Step 3: Pay your taxes - The IRS will always get their money.

This is a great tax bracket calculator - https://www.taxact.com/tools/tax-bracket-calculator

The section you need to look at is the “tax as % of income” this is the percentage you will need to withhold for taxes. Example - you’re single and make $60,000. You’ll pay 17.9% of your income in taxes. Then you’ll want to pay your taxes on these dates - April 15, June 15, September 15 and January 15. And, again accountants help….

Step 4: Emergency Fund

Being self-employed means you might have great months, followed by horrible months, so you’ll want to create a safety net for yourself. Rule of thumb, set aside 3-8 months of expenses, so take your expense multiply that by length of time. If you have a partner with a stable income, you might need 3-months; however, if you’re single, I would save for a minimum of 8-months.

Keep this money separate from your checking account, so you aren’t tempted to spend it - it’s the only thing that worked for me. I personally use a Capital One high-interest savings account, so I’m earning closer to 1.35% instead of .03-.08% like most banks.

Then I set-up automatic transfers on pay days, like the 1st and 15th. Personally, when I was building my emergency account, I put 80% of my savings into this account until I reached my six month expense total. Once you reach your Emergency Fund goal, you can start putting your money more fun places!

Step 5: Retirement Account

Retirement savings should be happening, even if you have monster debt, because we aren’t allowed to take loans for retirement. Retirement is going to happen whether we are prepared or forced. If you have student loan debt, consolidate your loans to receive a low rate, pay them monthly, and forget about them. Student loans are considered “good debt,” like owning a house, or car. 

So, if you’re self-employed you have a few retirement account options… however, I really only know about the accounts I use. 

Personally, I’ve established my accounts through The Vanguard Group - https://investor.vanguard.com/corporate-portal/. And I have two accounts, I contribute to a Roth IRA, which invests my after-tax income into a retirement account, and my business puts money into a SEP-IRA, which invests money into a pre-tax retirement account.

All this means is that I will be taxed on the SEP money in retirement, and the Roth IRA money will be tax-free.
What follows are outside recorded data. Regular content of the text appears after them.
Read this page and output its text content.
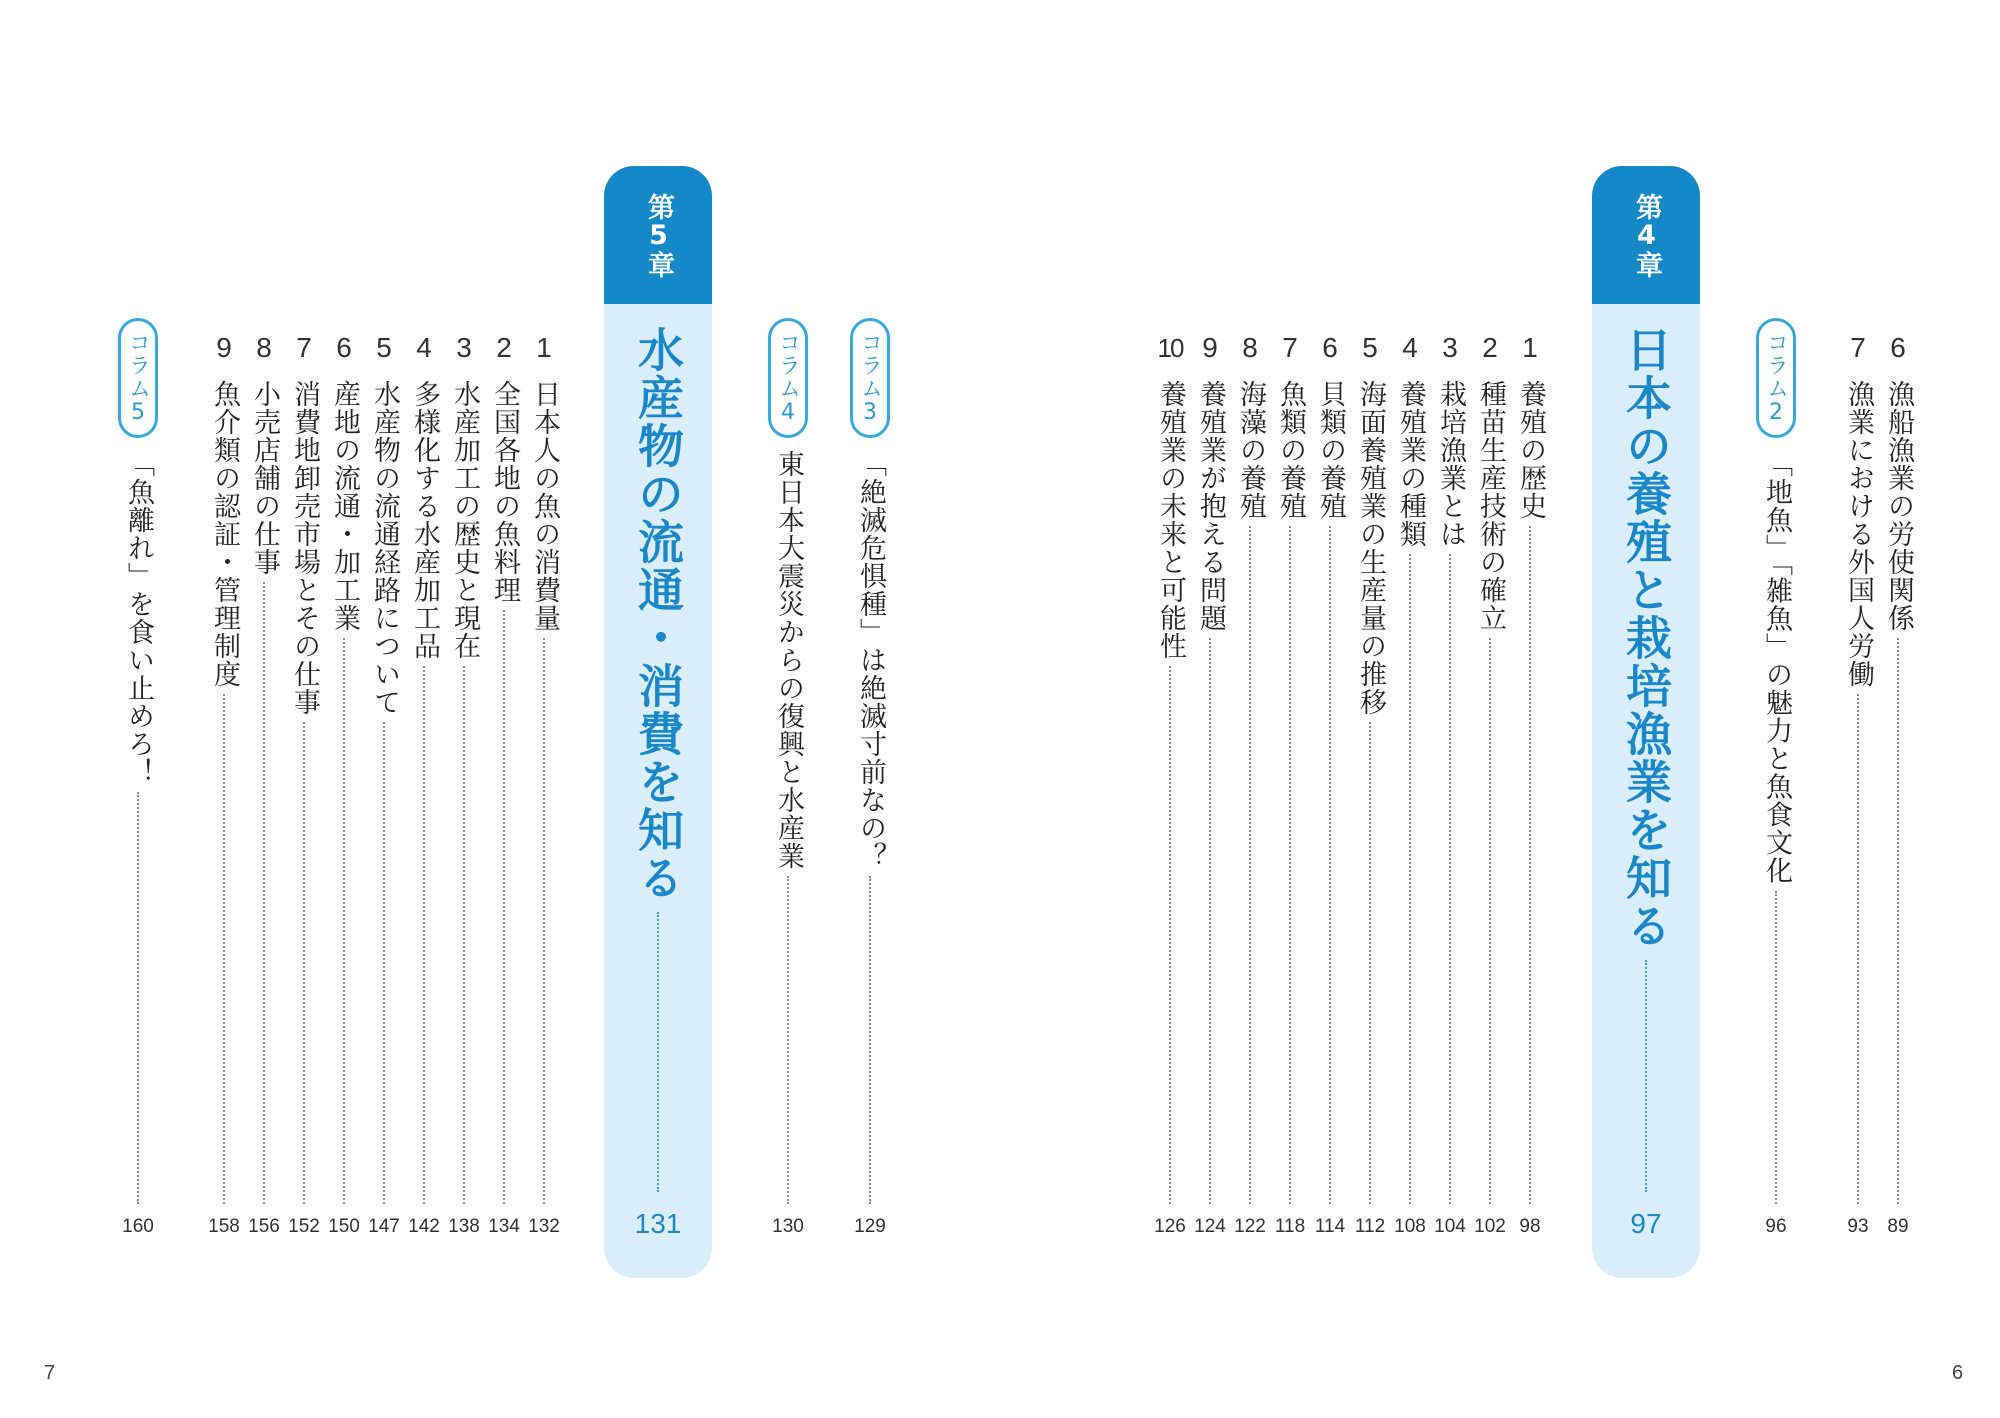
6
漁船漁業の労使関係
89
7
漁業における外国人労働
93
コラム2
「地魚」「雑魚」の魅力と魚食文化
96
第4章
日本の養殖と栽培漁業を知る
97
1
養殖の歴史
98
2
種苗生産技術の確立
102
3
栽培漁業とは
104
4
養殖業の種類
108
5
海面養殖業の生産量の推移
112
6
貝類の養殖
114
7
魚類の養殖
118
8
海藻の養殖
122
9
養殖業が抱える問題
124
10
養殖業の未来と可能性
126
6
コラム3
「絶滅危惧種」は絶滅寸前なの？
129
コラム4
東日本大震災からの復興と水産業
130
第5章
水産物の流通・消費を知る
131
1
日本人の魚の消費量
132
2
全国各地の魚料理
134
3
水産加工の歴史と現在
138
4
多様化する水産加工品
142
5
水産物の流通経路について
147
6
産地の流通・加工業
150
7
消費地卸売市場とその仕事
152
8
小売店舗の仕事
156
9
魚介類の認証・管理制度
158
コラム5
「魚離れ」を食い止めろ！
160
7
As you can imagine, $1,000,000 in retirement is different if you still have to be taxed. Roth money is the safest retirement money because a million dollars, is literally a million dollars. 

Step 6: Spend money on FUN - Life is too short.

After all the steps, you finally hear the answer you want to hear! Any money left-over after taxes and retirement, can either be invested with an advisor, or you can spend it.

Just make sure you’re taking care of your future-self.

In conclusion…

Remember that it took me years to learn this, and also establish a system for my finances, but the more I learned the more grounded I felt and the more I enjoyed spending money. Understanding my financial status has helped me become grounded and feel stable in my life experience. For more information, I would love to help anyone out there who’s considering leaving their steady job for self-employment, or thinking about starting a small business. Also, I know a few great financial advisors that can be very informative.

The most important part of a financial plan is to establish a plan you can stick with, and then forget about it. Money can be stressful, so the best way to earn money is to get financially grounded, and then go out into the world and create beauty. Creativity leads to revenue, so if you're ever stuck with the fear of money, or not enough, attempt to shift to a mindset of "what can I give away"  or "what can I create" and you will likely find a solution!

Creativity is the fuel of your business. Fear of money leads to bad business decisions, so just keep doing the stuff that bring you joy!